Les restes de l’Empire romain se gouvernent depuis Constantinople, l’ancienne Byzance que Constantin Ier avait choisie comme nouvelle capitale à partir de 330. En sus d’une grande partie de la Grèce, la domination romaine s’exerce encore sur quelques territoires au sud de l’Italie ainsi qu’en Anatolie. Ce reliquat de l’empire sera plus tard désigné comme l’Empire romain d’Orient. Bien que sa population se considère toujours comme romaine, le grec a remplacé le latin à la cour et dans les textes, au point que l’empereur a même pris le titre de basileus, désignation attachée aux rois de la Grèce antique. Imprégné du souvenir de sa grandeur, persuadé d’avoir des droits sur les anciennes possessions romaines conquises par divers envahisseurs, se considérant toujours comme le chef des chrétiens depuis Constantin Ier (ce qu’on désignera plus tard par le terme de césaropapisme), l’empereur doit pourtant faire face aux harcèlements répétés des Bulgares et des Arabes qui convoitent ses terres et ses richesses. En cette fin de siècle, l’empereur Constantin VI règne. Mais c’est en réalité sa mère Irène qui, après avoir assuré la régence durant plusieurs années, tient les rênes du pouvoir.

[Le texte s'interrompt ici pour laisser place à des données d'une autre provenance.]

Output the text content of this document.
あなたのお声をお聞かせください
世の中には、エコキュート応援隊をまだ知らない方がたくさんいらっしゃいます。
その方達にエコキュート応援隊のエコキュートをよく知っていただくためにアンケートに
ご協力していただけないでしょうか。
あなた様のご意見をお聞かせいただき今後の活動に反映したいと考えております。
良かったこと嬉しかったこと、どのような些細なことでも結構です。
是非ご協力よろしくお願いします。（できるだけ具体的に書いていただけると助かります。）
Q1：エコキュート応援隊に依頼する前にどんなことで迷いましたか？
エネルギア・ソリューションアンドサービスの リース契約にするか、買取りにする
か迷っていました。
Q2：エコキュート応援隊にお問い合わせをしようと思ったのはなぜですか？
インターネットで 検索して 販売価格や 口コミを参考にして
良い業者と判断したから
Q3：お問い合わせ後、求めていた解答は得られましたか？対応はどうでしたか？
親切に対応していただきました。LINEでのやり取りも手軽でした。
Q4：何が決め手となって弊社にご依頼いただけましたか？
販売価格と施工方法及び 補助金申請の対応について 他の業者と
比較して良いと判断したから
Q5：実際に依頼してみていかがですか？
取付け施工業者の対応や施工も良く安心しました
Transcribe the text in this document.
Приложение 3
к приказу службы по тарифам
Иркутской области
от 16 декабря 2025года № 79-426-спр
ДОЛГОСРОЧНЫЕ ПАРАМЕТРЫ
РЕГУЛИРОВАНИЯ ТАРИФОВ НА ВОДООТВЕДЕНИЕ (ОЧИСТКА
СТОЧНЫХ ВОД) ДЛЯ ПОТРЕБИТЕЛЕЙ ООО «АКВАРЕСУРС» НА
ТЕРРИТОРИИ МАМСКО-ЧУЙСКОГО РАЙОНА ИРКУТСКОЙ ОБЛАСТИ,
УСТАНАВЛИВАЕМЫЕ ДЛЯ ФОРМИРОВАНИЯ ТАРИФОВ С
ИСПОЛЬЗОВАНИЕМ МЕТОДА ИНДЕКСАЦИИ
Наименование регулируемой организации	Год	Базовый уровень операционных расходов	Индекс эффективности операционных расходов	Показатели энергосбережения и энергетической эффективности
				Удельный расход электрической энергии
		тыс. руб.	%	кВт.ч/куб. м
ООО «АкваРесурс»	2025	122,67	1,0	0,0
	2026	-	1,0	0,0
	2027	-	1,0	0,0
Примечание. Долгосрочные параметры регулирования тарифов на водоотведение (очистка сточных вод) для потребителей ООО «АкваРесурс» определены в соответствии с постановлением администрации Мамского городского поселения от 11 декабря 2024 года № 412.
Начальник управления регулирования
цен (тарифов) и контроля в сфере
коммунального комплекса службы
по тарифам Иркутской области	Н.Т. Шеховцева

L’ancien Empire perse a lui été conquis au siècle précédent par les Arabes, conquête motivée par l’extension du Dar al-Islam, la terre de l’islam, prêchée par le prophète Mahomet. L’expansion arabe s’est poursuivie notamment en Afrique du Nord, puis dès 711 en Hispanie (Espagne) au détriment des Wisigoths. En 750, les Abbassides renversent la dynastie des Omeyyades. Ils massacrent à cette occasion tous les membres de la famille du khalife, excepté ‘Abd al-Rahmân, un cousin du souverain déchu. Le pouvoir est alors transféré de Damas à Bagdad. À la fin du VIIIe siècle, le khalife Hâroun ar-Rachîd, le « Bien-Guidé », qui servira de modèle au khalife des Mille et Une Nuits, construit sa légende. Il rêve notamment de faire tomber Constantinople.

La péninsule ibérique sous domination arabe est appelée Al-Andalus. Cette occupation va pendant quelques années s’étendre jusqu’en Septimanie, l’ancienne Gaule narbonnaise, avant que Pépin le Bref et ses Francs ne reconquièrent ce territoire en 759. Cette date, plus que celle de la bataille de Poitiers en 732, marque le véritable coup d’arrêt de la conquête arabe en Europe. ‘Abd al-Rahmân, le seul survivant omeyyade du coup d’État des Abbassides, s’était réfugié en Hispanie, où il avait fondé le premier émirat de Cordoue (756). Son petit-fils Al-Hakam règne en cette fin de siècle. Il se méfie des Francs, qui font des incursions en Al-Andalus, et des usurpateurs abbassides, avec lesquels la querelle n’est pas purgée. Mais l’émir doit considérer d’autres menaces. Il voit apparaître un nouveau royaume chrétien, le royaume des Asturies, qui veut mener la Reconquista. Il doit aussi se méfier de certains de ses gouverneurs prêts à trahir pour s’affranchir de sa tutelle.

Charles Ier (Charlemagne) est le fils de Pépin le Bref, l’ancien maire du palais qui s’est fait élire roi avec l’approbation du pape. La dynastie des Mérovingiens s’est désintégrée au profit d’une nouvelle lignée : les Pépinides, puis les Carolingiens. Ce roi des Francs et des Lombards domine l’Occident. Il a battu les Saxons et les Avars. L’Italie et son pape lui sont presque entièrement soumis. Sa grande piété l’incite aussi à vouloir diriger les affaires de l’Église. Sa puissance, ses conquêtes et son pouvoir semblent sans limites.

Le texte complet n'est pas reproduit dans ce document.